The key difference between Guideline 2/2023 on Special Voluntary Disclosure Programme 2.0 (Amended) dated 22 August 2023 and the previous Guideline on SVDP 2.0 dated 2 June 2023 is related to the circumstances under which audit or investigation actions can be taken in the future for the year of assessment in which voluntary disclosure is made. Here’s a comparison of the two guidelines:

Guideline 2/2023 on Special Voluntary Disclosure Programme 2.0 (Amended) dated 22 August 2023

5.10. Audit/investigation action will not be carried out in the future for the year of assessment in which the voluntary disclosure is made. However, audit/investigation action can be taken for the year of assessment involved in the following circumstances:

  1. If voluntary disclosure is made on non-transfer pricing issues only and it is found that there is a risk on transfer pricing issues, audit/investigation action can be taken on the transfer pricing issues, and if voluntary disclosure is made on transfer pricing issues only, audit and investigation can be taken on issues other than transfer pricing.
  2. Tax payment on the voluntary disclosure has been failed to be made within the stipulated time period.

Guideline on SVDP 2.0 dated 2 June 2023

5.10. Audit/investigation action will not be carried out in the future for the year of assessment in which the voluntary disclosure is made. However, audit/investigation action can be taken for the year of assessment involved if the tax payment on the voluntary disclosure has been failed to be made within the stipulated time period.

The key difference is that the amended guideline (Guideline 2/2023) introduces an additional circumstance under which audit or investigation actions can be taken.

In the previous guideline, audit or investigation actions could only be taken if the tax payment on the voluntary disclosure was not made within the stipulated time period.

However, the amended guideline allows for audit or investigation actions in two specific cases:

  1. When a voluntary disclosure is made on non-transfer pricing issues only, it is found that there is a risk on transfer pricing issues. Audit or investigation action can be taken on the transfer pricing issues in this case.
  2. When a voluntary disclosure is made on transfer pricing issues only, audit and investigation can be taken on issues other than transfer pricing.

Scenario

Here’s an illustration of the difference:

Company X makes a voluntary disclosure for the year of assessment 2021 on non-transfer pricing issues on 1 August 2023.

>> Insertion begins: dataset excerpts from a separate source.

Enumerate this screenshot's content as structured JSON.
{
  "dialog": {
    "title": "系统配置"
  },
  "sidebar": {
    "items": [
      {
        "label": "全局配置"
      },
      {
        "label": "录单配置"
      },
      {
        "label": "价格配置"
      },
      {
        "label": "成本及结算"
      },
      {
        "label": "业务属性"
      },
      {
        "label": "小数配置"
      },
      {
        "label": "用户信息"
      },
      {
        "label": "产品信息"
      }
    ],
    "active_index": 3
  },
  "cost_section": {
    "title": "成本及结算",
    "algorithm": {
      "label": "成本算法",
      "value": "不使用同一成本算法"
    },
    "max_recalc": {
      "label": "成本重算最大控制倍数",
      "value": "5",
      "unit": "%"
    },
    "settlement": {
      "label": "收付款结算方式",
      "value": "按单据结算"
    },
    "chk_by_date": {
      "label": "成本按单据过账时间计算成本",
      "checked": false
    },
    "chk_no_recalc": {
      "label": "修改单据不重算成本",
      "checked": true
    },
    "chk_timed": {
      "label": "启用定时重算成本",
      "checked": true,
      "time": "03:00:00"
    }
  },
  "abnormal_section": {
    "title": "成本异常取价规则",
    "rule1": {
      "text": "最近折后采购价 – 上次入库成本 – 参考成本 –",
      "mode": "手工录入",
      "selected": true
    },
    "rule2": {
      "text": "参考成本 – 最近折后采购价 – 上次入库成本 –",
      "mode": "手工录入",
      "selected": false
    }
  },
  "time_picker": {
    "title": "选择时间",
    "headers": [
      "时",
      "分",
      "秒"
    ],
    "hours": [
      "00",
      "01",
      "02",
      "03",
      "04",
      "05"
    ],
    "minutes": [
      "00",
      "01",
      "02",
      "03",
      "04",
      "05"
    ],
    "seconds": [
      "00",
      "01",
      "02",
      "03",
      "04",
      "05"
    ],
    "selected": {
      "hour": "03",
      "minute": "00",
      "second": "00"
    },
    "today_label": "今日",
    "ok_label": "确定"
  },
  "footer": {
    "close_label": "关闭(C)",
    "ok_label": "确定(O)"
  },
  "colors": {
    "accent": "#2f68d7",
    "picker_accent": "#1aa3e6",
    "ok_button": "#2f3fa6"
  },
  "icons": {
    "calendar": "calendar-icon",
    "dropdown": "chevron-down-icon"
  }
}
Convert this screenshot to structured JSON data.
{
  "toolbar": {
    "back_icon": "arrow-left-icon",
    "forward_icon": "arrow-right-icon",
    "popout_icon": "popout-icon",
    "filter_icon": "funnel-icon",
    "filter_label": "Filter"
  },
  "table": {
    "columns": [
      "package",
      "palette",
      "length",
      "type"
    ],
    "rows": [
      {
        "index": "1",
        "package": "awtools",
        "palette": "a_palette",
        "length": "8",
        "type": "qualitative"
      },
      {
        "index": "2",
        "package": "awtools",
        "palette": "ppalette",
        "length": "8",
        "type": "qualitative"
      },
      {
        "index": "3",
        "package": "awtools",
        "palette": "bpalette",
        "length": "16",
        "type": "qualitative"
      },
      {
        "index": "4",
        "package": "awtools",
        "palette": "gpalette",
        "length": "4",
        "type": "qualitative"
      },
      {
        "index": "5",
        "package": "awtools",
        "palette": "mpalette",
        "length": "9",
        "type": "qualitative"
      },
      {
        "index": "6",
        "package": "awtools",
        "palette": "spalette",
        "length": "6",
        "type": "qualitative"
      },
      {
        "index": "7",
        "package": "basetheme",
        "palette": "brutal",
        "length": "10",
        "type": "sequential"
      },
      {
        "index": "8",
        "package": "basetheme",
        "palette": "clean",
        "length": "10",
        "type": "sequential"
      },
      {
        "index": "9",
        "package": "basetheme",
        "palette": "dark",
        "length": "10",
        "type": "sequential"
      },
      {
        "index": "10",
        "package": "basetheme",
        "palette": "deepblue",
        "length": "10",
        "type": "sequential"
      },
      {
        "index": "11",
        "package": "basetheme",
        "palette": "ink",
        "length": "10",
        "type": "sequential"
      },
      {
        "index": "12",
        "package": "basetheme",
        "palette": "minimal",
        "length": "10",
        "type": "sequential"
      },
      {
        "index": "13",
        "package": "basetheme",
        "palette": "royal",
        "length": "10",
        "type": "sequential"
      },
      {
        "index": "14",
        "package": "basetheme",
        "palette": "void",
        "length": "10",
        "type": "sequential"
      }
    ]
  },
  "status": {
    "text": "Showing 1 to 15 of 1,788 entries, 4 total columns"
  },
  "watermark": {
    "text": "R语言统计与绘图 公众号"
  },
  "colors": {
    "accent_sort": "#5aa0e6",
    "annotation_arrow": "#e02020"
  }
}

Under the previous guideline (2 June 2023): Audit or investigation action could only be taken if the tax payment on the voluntary disclosure was not made within the stipulated time period.

Under the amended guideline (22 August 2023): Audit or investigation action can be taken if it is found that there is a risk in transfer pricing issues, even though the voluntary disclosure was made on non-transfer pricing issues. So, in this case, if there is a transfer pricing risk, an audit or investigation can be initiated on transfer pricing issues.

This change allows tax authorities to be more proactive in addressing potential issues, even if the voluntary disclosure was not specifically related to those issues, as long as they are in the same year of assessment.